А потом был клуб, где нам предстояло выступать, и директор клуба, бывший актер с крашенными хной, но уже заседевшими от корней длинными, слабыми волосами, тщательно выбритым розовым лицом, напудренным подбородком, с ярко-голубыми экстатическими глазами. На нем был клетчатый пиджак с косо обрезанными спереди, на манер визитки, полами, крахмальная рубашка и ярко-красный, будто стеклянный, галстук. Поначалу мною владела уверенность, что человека этого на самом деле не существует. Вернее, он существует, но в ином, куда более естественном, привычном для окружающих виде. Но некие высшие, сочувствующие мне силы расцветили его специально для меня, чтобы вырвать из плена слепонемоты. Но я проявил железную устойчивость к этим добрым потугам. Многоцветный человек жеманничал, строил гримасы, комически всплескивал руками, казалось, подмигивал мне: очнись, мол, для тебя же стараюсь! Но я оставался нем…

А город, славный Тирасполь, борясь за меня, наслал новое чудо. Мы топтались в тесном предбаннике в ожидании, когда проветрят зрительный зал после выступления самодеятельного оркестра, и тут, будто из сна, возникли два изящных мушкетера в коротких форменных плащах, шляпах под страусовыми перьями, ботфортах, шпагой на боку, с лицами такой нежной прелести, о которой не мечталось даже красавцу Арамису, с темными, чуть подвитыми волосами, обрамлявшими персиковую смуглоту щек. На груди у мушкетеров висело на цепочке по золотому солнцу с загадочными буквами: ЭКС. Мушкетеры грациозно скользнули в нашу тесноту, от них шел тонкий запах цветов.

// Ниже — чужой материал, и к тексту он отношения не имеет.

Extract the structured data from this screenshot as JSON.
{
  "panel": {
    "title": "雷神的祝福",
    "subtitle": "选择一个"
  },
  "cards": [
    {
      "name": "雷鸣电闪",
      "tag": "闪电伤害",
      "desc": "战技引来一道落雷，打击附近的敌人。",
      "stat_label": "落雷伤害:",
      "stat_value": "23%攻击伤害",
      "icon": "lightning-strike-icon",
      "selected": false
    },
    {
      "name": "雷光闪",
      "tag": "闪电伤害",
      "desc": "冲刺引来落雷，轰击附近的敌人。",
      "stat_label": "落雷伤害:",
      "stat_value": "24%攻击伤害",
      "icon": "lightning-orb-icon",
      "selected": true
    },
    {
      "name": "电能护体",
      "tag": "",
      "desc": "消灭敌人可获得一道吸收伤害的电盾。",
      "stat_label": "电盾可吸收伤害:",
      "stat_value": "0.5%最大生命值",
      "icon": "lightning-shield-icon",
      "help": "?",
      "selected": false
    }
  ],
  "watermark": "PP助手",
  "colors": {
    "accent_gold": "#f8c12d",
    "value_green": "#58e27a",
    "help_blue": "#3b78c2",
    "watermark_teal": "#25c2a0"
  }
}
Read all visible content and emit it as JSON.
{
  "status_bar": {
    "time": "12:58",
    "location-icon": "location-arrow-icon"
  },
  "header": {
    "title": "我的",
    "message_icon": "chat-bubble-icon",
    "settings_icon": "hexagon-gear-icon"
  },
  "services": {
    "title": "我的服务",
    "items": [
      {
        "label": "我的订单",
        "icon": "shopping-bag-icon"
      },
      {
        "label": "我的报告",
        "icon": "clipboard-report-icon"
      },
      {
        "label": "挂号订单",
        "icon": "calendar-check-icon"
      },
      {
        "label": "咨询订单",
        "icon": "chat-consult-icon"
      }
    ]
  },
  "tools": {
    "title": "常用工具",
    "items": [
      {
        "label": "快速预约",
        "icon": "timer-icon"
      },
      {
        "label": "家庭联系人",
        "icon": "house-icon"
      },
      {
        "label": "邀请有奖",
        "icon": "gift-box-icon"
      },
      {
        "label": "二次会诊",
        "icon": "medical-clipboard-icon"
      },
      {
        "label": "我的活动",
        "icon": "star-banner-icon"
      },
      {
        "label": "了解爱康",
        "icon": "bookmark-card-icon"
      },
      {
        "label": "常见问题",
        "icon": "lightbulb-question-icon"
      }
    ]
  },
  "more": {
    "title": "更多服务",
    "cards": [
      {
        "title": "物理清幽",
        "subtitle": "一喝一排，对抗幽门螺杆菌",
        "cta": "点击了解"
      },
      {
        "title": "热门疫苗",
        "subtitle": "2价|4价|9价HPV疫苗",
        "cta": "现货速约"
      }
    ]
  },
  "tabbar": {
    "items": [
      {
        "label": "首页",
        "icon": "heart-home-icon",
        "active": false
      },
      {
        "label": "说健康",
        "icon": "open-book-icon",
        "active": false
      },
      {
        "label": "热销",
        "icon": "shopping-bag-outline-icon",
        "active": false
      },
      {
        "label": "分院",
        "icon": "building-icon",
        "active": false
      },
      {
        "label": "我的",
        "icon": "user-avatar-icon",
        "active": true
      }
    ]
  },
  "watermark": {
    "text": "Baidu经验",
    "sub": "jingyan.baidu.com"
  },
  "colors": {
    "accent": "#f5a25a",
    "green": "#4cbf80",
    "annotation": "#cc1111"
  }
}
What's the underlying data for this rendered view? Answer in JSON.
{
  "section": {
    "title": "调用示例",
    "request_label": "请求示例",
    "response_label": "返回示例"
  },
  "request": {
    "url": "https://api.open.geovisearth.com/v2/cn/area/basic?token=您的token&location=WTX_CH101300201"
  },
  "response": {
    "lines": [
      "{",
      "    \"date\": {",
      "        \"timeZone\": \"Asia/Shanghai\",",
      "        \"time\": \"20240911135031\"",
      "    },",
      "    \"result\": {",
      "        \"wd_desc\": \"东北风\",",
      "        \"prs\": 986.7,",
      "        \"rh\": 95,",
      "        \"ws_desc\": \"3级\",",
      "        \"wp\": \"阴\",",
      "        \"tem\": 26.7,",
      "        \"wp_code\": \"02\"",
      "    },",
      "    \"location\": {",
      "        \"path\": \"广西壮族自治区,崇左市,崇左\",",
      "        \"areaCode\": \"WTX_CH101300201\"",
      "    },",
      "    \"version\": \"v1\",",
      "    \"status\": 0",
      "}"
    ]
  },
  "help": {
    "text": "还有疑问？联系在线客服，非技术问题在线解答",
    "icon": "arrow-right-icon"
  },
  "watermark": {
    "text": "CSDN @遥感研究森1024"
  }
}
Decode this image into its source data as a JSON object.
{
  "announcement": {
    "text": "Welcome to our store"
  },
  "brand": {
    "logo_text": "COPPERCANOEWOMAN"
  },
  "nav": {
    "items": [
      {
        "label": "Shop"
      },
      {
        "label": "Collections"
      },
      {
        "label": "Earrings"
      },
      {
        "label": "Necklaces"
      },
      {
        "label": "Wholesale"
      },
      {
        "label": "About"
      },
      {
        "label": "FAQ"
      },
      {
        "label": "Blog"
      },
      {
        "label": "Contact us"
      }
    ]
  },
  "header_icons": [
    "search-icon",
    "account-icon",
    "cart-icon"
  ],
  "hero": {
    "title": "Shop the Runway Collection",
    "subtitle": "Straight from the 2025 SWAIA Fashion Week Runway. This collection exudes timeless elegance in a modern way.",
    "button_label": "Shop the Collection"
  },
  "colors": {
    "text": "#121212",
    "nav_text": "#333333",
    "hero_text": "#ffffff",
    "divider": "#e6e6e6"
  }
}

— Вы поедете с нами? — сказал мне один из них, а другой добавил почти жалобно:

— Ну пожалуйста!..

И тогда я увидел, что мушкетеры — девушки, и, совсем обалдев, с глупо-озабоченным видом спросил, что значат загадочные буквы на их медалях.

— ЭКС — экспериментальный цех, — пояснили мушкетеры. — Мы встречаемся в финале городского КВН с пошивочным цехом.

Этот финал происходил в помещении театра. Экспериментальные мушкетеры выполняли выездное задание, именовавшееся «неожиданность». Они просили меня стать этой неожиданностью. У них машина, дорога туда и обратно займет пять минут. Мне только надо выйти на сцену, сказать несколько слов, и меня тут же доставят назад. Внезапно многоцветный человек поддержал просьбу девушек. Зрители немного подождут, он берет ответственность на себя.

Мушкетеры бережно, но решительно подхватили меня под руки. Мы рухнули в бархатную тьму ночи. Пока мы втискивались в «Москвич», подоспела моя партнерша. Мне было как-то не по себе, что ее не сочли неожиданностью, и я хотел уже предложить ей стать неожиданностью пошивочного цеха, но вовремя удержался от бестактности. «Москвич», словно застоявшийся конек, яростно рванул с места.

Мне было радостно и чего-то совестно, и я вдруг заметил угольные провалы в набитом звездами небе, почувствовал близость забытых слов и, возможно, соединился бы с ними, но мы домчались слишком быстро.

О том, что было дальше, хорошо сказала моя растроганная партнерша: пережить такое и — умереть, все равно ничего лучше уже не будет…

Можно ли сомневаться, что намечаемый праздник Тирасполя был мне выдан ради каких-то высших целей, а вовсе не моего тщеславия ради. Прелестные девушки, надевшие мушкетерский наряд, чтоб увезти меня из клуба, вся невероятная, незаслуженная доброта зала, дружно откликнувшегося на сомнительный сюрприз моего появления, должны были пробудить меня от спячки. Город тормошил меня Днестром, узкими, печальными телами байдарок, очарованием своих людей, жаром очага и терпкостью светлого вина. Но добился лишь одного: я решил, что не в оскудении интереса к окружающему, не в безразличии к нему причина постигшей меня немоты. Я любил Тирасполь, как ни один город в мире, мне хотелось связать свою судьбу с его театром, вступить в Тираспольский мушкетерский полк. Но утром следующего дня, схватившись за перо с давно забытым жаром, я не мог выдавить из себя ни слова о тираспольских впечатлениях.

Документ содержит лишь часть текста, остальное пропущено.